Category: Uncategorized

Bye, Twitter

Finally downloaded my data & deactivated my Twitter account. @jack runs a poisonous, morally-vacant company, and there’s no going back to it. FB’s likely not long from now.
I’ve been off social media, for the most part, for the last year, and it’s been great. The few times I’ve poked my head in, it’s nice to see friends, but the overall effect of social media, on me, has been utterly toxic, and I’m finding that as much as I love seeing everyone’s life, the positives are mostly illusory – not real relationships, not real memories – in favor of real outrage and stress, which is ultimately what drives the engines of most social media.
So I thought I was going to take a break, but in the end, I’m just done.
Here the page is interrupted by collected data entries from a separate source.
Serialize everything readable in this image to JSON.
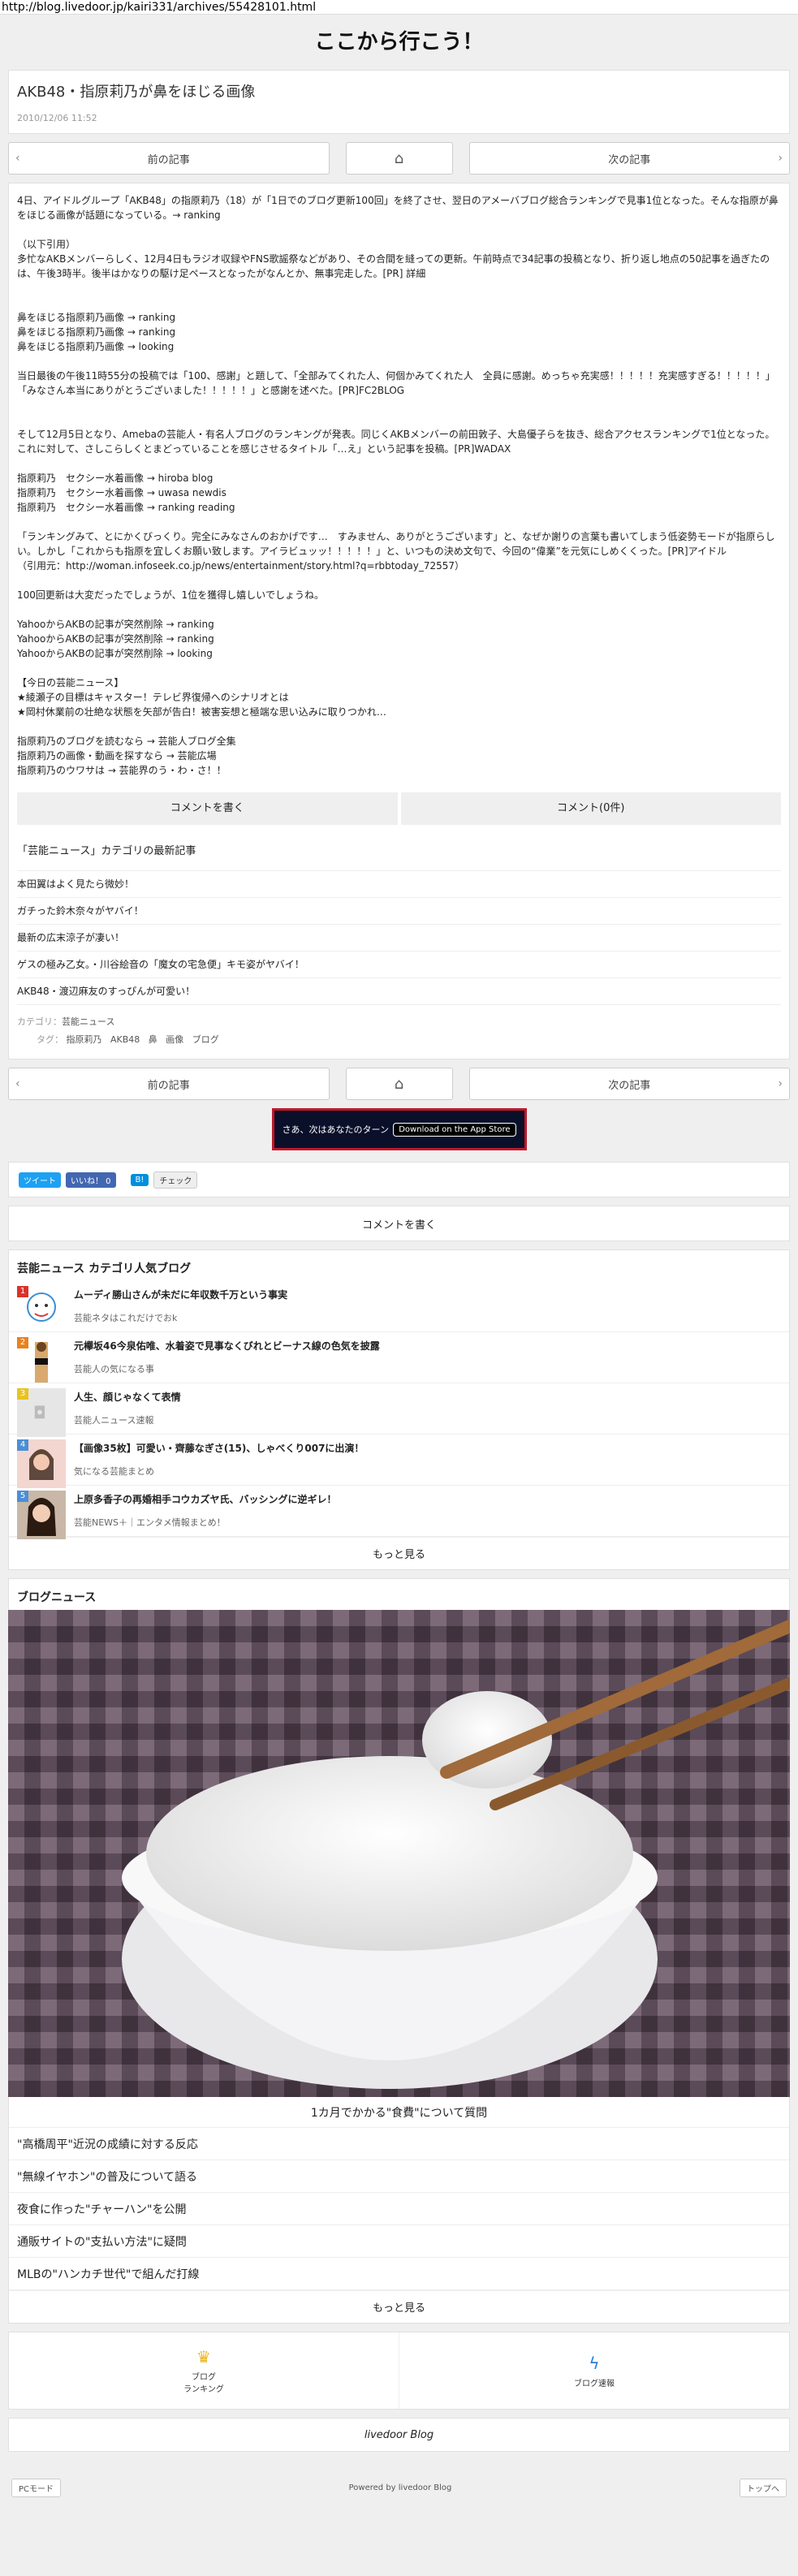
{
  "browser": {
    "url": "http://blog.livedoor.jp/kairi331/archives/55428101.html"
  },
  "blog": {
    "title": "ここから行こう！"
  },
  "article": {
    "title": "AKB48・指原莉乃が鼻をほじる画像",
    "date": "2010/12/06 11:52",
    "p1": "4日、アイドルグループ「AKB48」の指原莉乃（18）が「1日でのブログ更新100回」を終了させ、翌日のアメーバブログ総合ランキングで見事1位となった。そんな指原が鼻をほじる画像が話題になっている。→ ranking",
    "p2": "（以下引用）\n多忙なAKBメンバーらしく、12月4日もラジオ収録やFNS歌謡祭などがあり、その合間を縫っての更新。午前時点で34記事の投稿となり、折り返し地点の50記事を過ぎたのは、午後3時半。後半はかなりの駆け足ペースとなったがなんとか、無事完走した。[PR] 詳細",
    "p3": "鼻をほじる指原莉乃画像 → ranking\n鼻をほじる指原莉乃画像 → ranking\n鼻をほじる指原莉乃画像 → looking",
    "p4": "当日最後の午後11時55分の投稿では「100、感謝」と題して、「全部みてくれた人、何個かみてくれた人　全員に感謝。めっちゃ充実感！！！！！充実感すぎる！！！！！」「みなさん本当にありがとうございました！！！！！」と感謝を述べた。[PR]FC2BLOG",
    "p5": "そして12月5日となり、Amebaの芸能人・有名人ブログのランキングが発表。同じくAKBメンバーの前田敦子、大島優子らを抜き、総合アクセスランキングで1位となった。これに対して、さしこらしくとまどっていることを感じさせるタイトル「…え」という記事を投稿。[PR]WADAX",
    "p6": "指原莉乃　セクシー水着画像 → hiroba blog\n指原莉乃　セクシー水着画像 → uwasa newdis\n指原莉乃　セクシー水着画像 → ranking reading",
    "p7": "「ランキングみて、とにかくびっくり。完全にみなさんのおかげです…　すみません、ありがとうございます」と、なぜか謝りの言葉も書いてしまう低姿勢モードが指原らしい。しかし「これからも指原を宜しくお願い致します。アイラビュッッ！！！！！」と、いつもの決め文句で、今回の“偉業”を元気にしめくくった。[PR]アイドル\n（引用元：http://woman.infoseek.co.jp/news/entertainment/story.html?q=rbbtoday_72557）",
    "p8": "100回更新は大変だったでしょうが、1位を獲得し嬉しいでしょうね。",
    "p9": "YahooからAKBの記事が突然削除 → ranking\nYahooからAKBの記事が突然削除 → ranking\nYahooからAKBの記事が突然削除 → looking",
    "p10": "【今日の芸能ニュース】\n★綾瀬子の目標はキャスター！テレビ界復帰へのシナリオとは\n★岡村休業前の壮絶な状態を矢部が告白！被害妄想と極端な思い込みに取りつかれ…",
    "p11": "指原莉乃のブログを読むなら → 芸能人ブログ全集\n指原莉乃の画像・動画を探すなら → 芸能広場\n指原莉乃のウワサは → 芸能界のう・わ・さ！！"
  },
  "nav": {
    "prev": "前の記事",
    "next": "次の記事"
  },
  "comments": {
    "write": "コメントを書く",
    "count": "コメント(0件)"
  },
  "related": {
    "header": "「芸能ニュース」カテゴリの最新記事",
    "items": [
      "本田翼はよく見たら微妙！",
      "ガチった鈴木奈々がヤバイ！",
      "最新の広末涼子が凄い！",
      "ゲスの極み乙女。・川谷絵音の「魔女の宅急便」キモ姿がヤバイ！",
      "AKB48・渡辺麻友のすっぴんが可愛い！"
    ]
  },
  "meta": {
    "category_label": "カテゴリ：",
    "category": "芸能ニュース",
    "tag_label": "タグ：",
    "tags": [
      "指原莉乃",
      "AKB48",
      "鼻",
      "画像",
      "ブログ"
    ]
  },
  "ad": {
    "text": "さあ、次はあなたのターン",
    "store": "Download on the App Store"
  },
  "share": {
    "tweet": "ツイート",
    "like": "いいね！ 0",
    "hatena": "B!",
    "check": "チェック"
  },
  "comment_bar": "コメントを書く",
  "ranking": {
    "title": "芸能ニュース カテゴリ人気ブログ",
    "items": [
      {
        "rank": "1",
        "title": "ムーディ勝山さんが未だに年収数千万という事実",
        "sub": "芸能ネタはこれだけでおk"
      },
      {
        "rank": "2",
        "title": "元欅坂46今泉佑唯、水着姿で見事なくびれとビーナス線の色気を披露",
        "sub": "芸能人の気になる事"
      },
      {
        "rank": "3",
        "title": "人生、顔じゃなくて表情",
        "sub": "芸能人ニュース速報"
      },
      {
        "rank": "4",
        "title": "【画像35枚】可愛い・齊藤なぎさ(15)、しゃべくり007に出演！",
        "sub": "気になる芸能まとめ"
      },
      {
        "rank": "5",
        "title": "上原多香子の再婚相手コウカズヤ氏、バッシングに逆ギレ！",
        "sub": "芸能NEWS＋｜エンタメ情報まとめ！"
      }
    ],
    "more": "もっと見る"
  },
  "news": {
    "title": "ブログニュース",
    "caption": "1カ月でかかる\"食費\"について質問",
    "items": [
      "\"高橋周平\"近況の成績に対する反応",
      "\"無線イヤホン\"の普及について語る",
      "夜食に作った\"チャーハン\"を公開",
      "通販サイトの\"支払い方法\"に疑問",
      "MLBの\"ハンカチ世代\"で組んだ打線"
    ],
    "more": "もっと見る"
  },
  "bottomnav": {
    "ranking": "ブログ\nランキング",
    "news": "ブログ速報"
  },
  "footer": {
    "logo": "livedoor Blog",
    "pc": "PCモード",
    "powered": "Powered by livedoor Blog",
    "top": "トップへ"
  },
  "colors": {
    "rank1": "#d9332b",
    "rank2": "#e8821e",
    "rank3": "#e8c41e",
    "rank4": "#4a8fd6",
    "rank5": "#4a8fd6"
  }
}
For me, the experiment of the internet “connecting people” is a failure. I appreciate that others will have different experiences, and so I’m not saying anything about *your* experience. But the one thing I’d suggest is that Facebook and Twitter are fundamentally, fatally flawed, because their business models drive a kind of decision-making behavior that will never put your sanity and well-being first.
With that, I hope to hear from you and see you in real life, sometime!

A Reasonable Standard of Harm

Was listening to a podcast recently where the discussion was about what level of proof is required to act. The example was for black lung. An insurance auditor did a comprehensive study to try to understand why miners kept dying of respiratory ailments at a much higher rate than others.
Of course, “black lung” was contested for years and years by the coal mining industry, and that stood in the way of any kind of conclusive “proof” for much longer than it needed to.
The question was, when was it okay to act on information? Was it enough to know that harm was being caused, even though the mechanics of that harm weren’t agreed upon by all?
I realize that the GOP has literally zero ethical standards, and so there’s no line that can be crossed that will lead to an actual impeachment. I’d be *shocked* if folks like Nunes and Gowdy and Rorabacher weren’t just as much in Putin’s pocket as Trump.
But there is a point, and that point is at the *latest* now, where the damage is clear and obvious. The harm to NATO, the harm to America’s standing in the world, the clear and obvious fealty/obsequiousness to Putin – at this point it doesn’t matter *why* it’s happening. It needs to stop. It doesn’t matter if it’s willing collusion/conspiracy, or whether it was inadvertent. The *fact* is that Trump won’t stop Russia’s willful manipulation of our democracy – an attack that the entire intelligence apparatus agrees is happening, and he’s supporting the dictator responsible for it.
If it’s not treason, it’s close enough for government work.

Trip

Lovely trip so far. I assumed a lot of this trip would be spent dealing with helping my cousin, but circumstance seems to be that we haven’t ended up being able to do much for him, which is a little bit of a bummer, but it’s certainly a heck of a lot easier.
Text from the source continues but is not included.